Les scènes sculptées en disent long. Elles ont pour tâche d’illustrer le caractère, les goûts, les habitudes ou les activités quotidiennes des morts. Des scènes de chasse si le mort était un bon chasseur. Des joueurs de tambour s’il était bon danseur, etc. Des ustensiles et des outils de travail ayant appartenus aux défunts aussi placés dans les demeures funéraires.
Risque de disparition
Pour construire une maison funéraire qui respecte à la lettre la tradition, les Co Tu doivent aller loin dans la forêt pour chercher les grands troncs de bois nécessaires à la fabrication de piliers et à la sculptures. Les couleurs pour décorer les statues sont créées à partir de pigments de feuilles de plantes. La famille du mort doit y consacrer énormément de temps et d’argent. «Le plus difficile est qu’il faut être un bon menuisier et un sculpteur talentueux. La question de l’argent est aussi un grand problème», affirme B’riu Nga. Selon lui, la construction d’un tel ouvrage doit respecter des règles strictes : «Le nombre de têtes de buffle sculptées dans la demeure funéraire représente le nombre de buffles sacrifiés par la famille en offrande aux génies et au village. De plus, après la construction préliminaire, il faut consulter soigneusement les avis des patriarches dans la région».

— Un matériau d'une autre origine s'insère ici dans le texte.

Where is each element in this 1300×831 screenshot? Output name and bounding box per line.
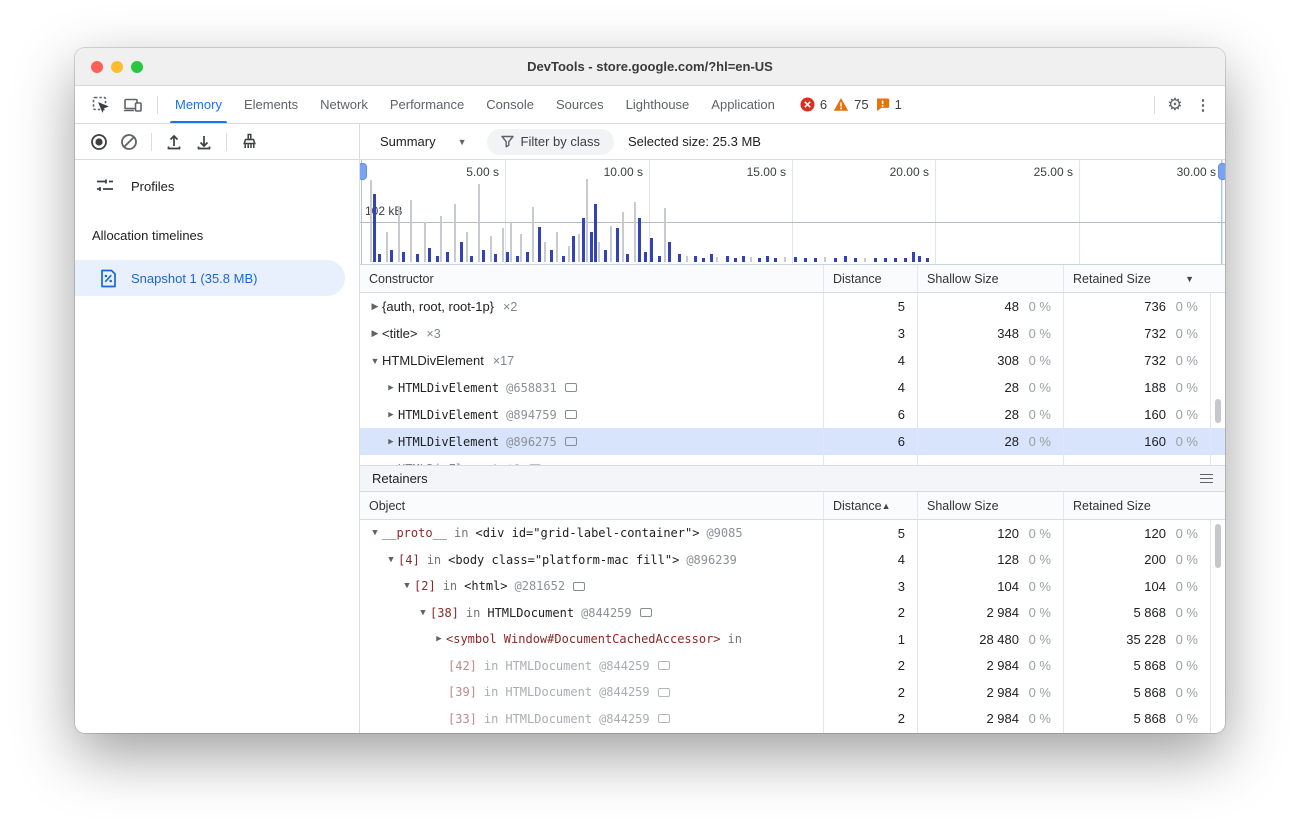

Cependant, les cabanes funéraires respectant strictement la tradition des Co Tu deviennent, de nos jours, de plus en plus rares. Selon plusieurs patriarches bien versés dans les traditions funéraires, il existe maintenant très peu de constructions satisfaisant aux critères traditionnels. Le patriarche B’riu Nga est devenu célèbre pour avoir récemment construit, pour son beau-père, la maison funéraire la plus typique des Co Tu dans la cordillère de Truong Son. Cet artisan a été invité à aider le Musée de l’ethnologie du Vietnam à construire une maison funéraire Co Tu dans le hall du musée en 2006.
Maintenant, de nombreux ouvrages funéraires Co Tu sont réalisés avec des matériaux modernes comme ciment, briques… au lieu des troncs de bois. Un regret pour le maintien de la culture traditionnelle des Co Tu si cette tendance devait se poursuivre.
Les Co Tu vivent essentiellement de la culture sur brûlis. Ils débroussaillent à la hache et à la machette, puis brûlent la végétation et sèment ensuite. Ils pratiquent la polyculture et laissent le sol en jachère pendant une longue période après plusieurs récoltes annuelles. Les femmes excellent dans le tissage des motifs géométriques colorés alliés à de la verroterie. Les hommes, eux, excellent dans la sculpture décorative (têtes de buffle, oiseaux, serpents, animaux sauvages, poules…) pour les maisons funéraires et la maison commune, ainsi que dans la décoration du poteau servant à attacher le buffle de sacrifice. La plus grande des fêtes est le Sacrifice du buffle, au niveau du village comme au plan familial, vient ensuite la Fête du «rassemblement des ossements».